A recent visit to the Scottish Ornithologists Club at Waterstone House to see an exhibition by Robert Greenhalf and two other artists. I left a message on all 3 artists’ website and Robert Greenhalf replied and kindly sent me 2 photos of his work. Robert’s work covers woodcuts, watercolours and oils and his portrayal of seabirds particularly caught my eye. In Robert’s paintings, there is a sense of movement as well as delicate colour – see for example, his Feeding Godwits. Photo 1 – Common Terns – has a lovely mixture of blue on the birds and the waves. Photo 2 – one of my personal favourites from the exhibition – Oystercatchers – is a dynamic portrayal of the birds taking off in unison. This type of collective launch can often be seen at the west end of Belhaven Beach in Dunbar, on the other side of town from which I live.

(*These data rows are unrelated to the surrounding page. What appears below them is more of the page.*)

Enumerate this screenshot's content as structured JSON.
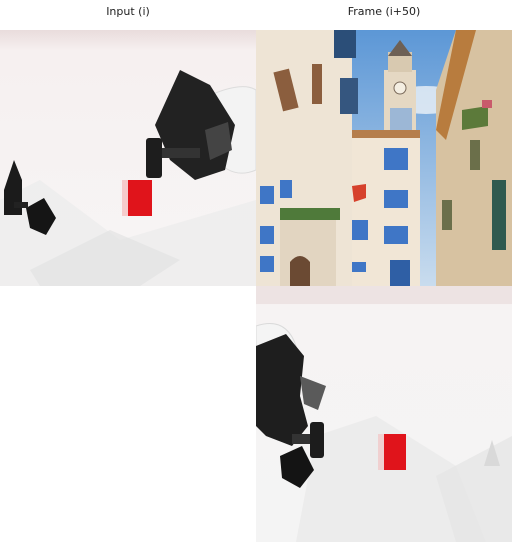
{
  "headers": {
    "input_label": "Input (i)",
    "frame_label": "Frame (i+50)"
  },
  "panels": [
    {
      "name": "input-frame-robot",
      "depicts": "robot-gripper-red-cube"
    },
    {
      "name": "output-frame-street",
      "depicts": "european-street-buildings-clock-tower"
    },
    {
      "name": "output-frame-robot",
      "depicts": "robot-gripper-red-cube"
    }
  ],
  "colors": {
    "cube": "#e0141b",
    "sky": "#7fb1dc",
    "shutter": "#3f76c6"
  }
}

Sticking with the sea bird theme, I made my annual 0.5 mile walk along to Dunbar Harbour with my Canon 1000D camera and my Tamron AF70 lens, which I use for close up photography at a larger distance than I can get on my “normal ” lens. Each year, I go along specifically to photograph the kittiwake chicks on the walls of Dunbar Castle. The kittiwakes are small gulls which return to the nesting site each year, although at Dunbar Castle, it is noticeable that numbers are declining, and this is attributed to the shortage of their main food, sand eels. Over the years, I’ve tried to capture the perfect Kittiwake Madonna and child(ren) photo – so I’ll keep trying. Kittiwakes are intermittently very noisy birds and one bird returning to a nest and giving a welcoming cry (supposed to sound like Kit – ti – wake) can start off a collective, high-pitched yelling. Photos 3, 4 and 5 show the mothers (I think) and chicks in various poses. In fact, in Photo 3, the birds seemed to have posed for a family shot.
In photo 4, both parent and chick look determined to remain straight-faced, while in Photo 5, the parent attends to the chick’s needs.
Photo 6 shows how the kittiwakes live cheek by jowl in the nesting site on the castle wall. the red sandstone of the walls provides a colourful and wind-blown background to the nests.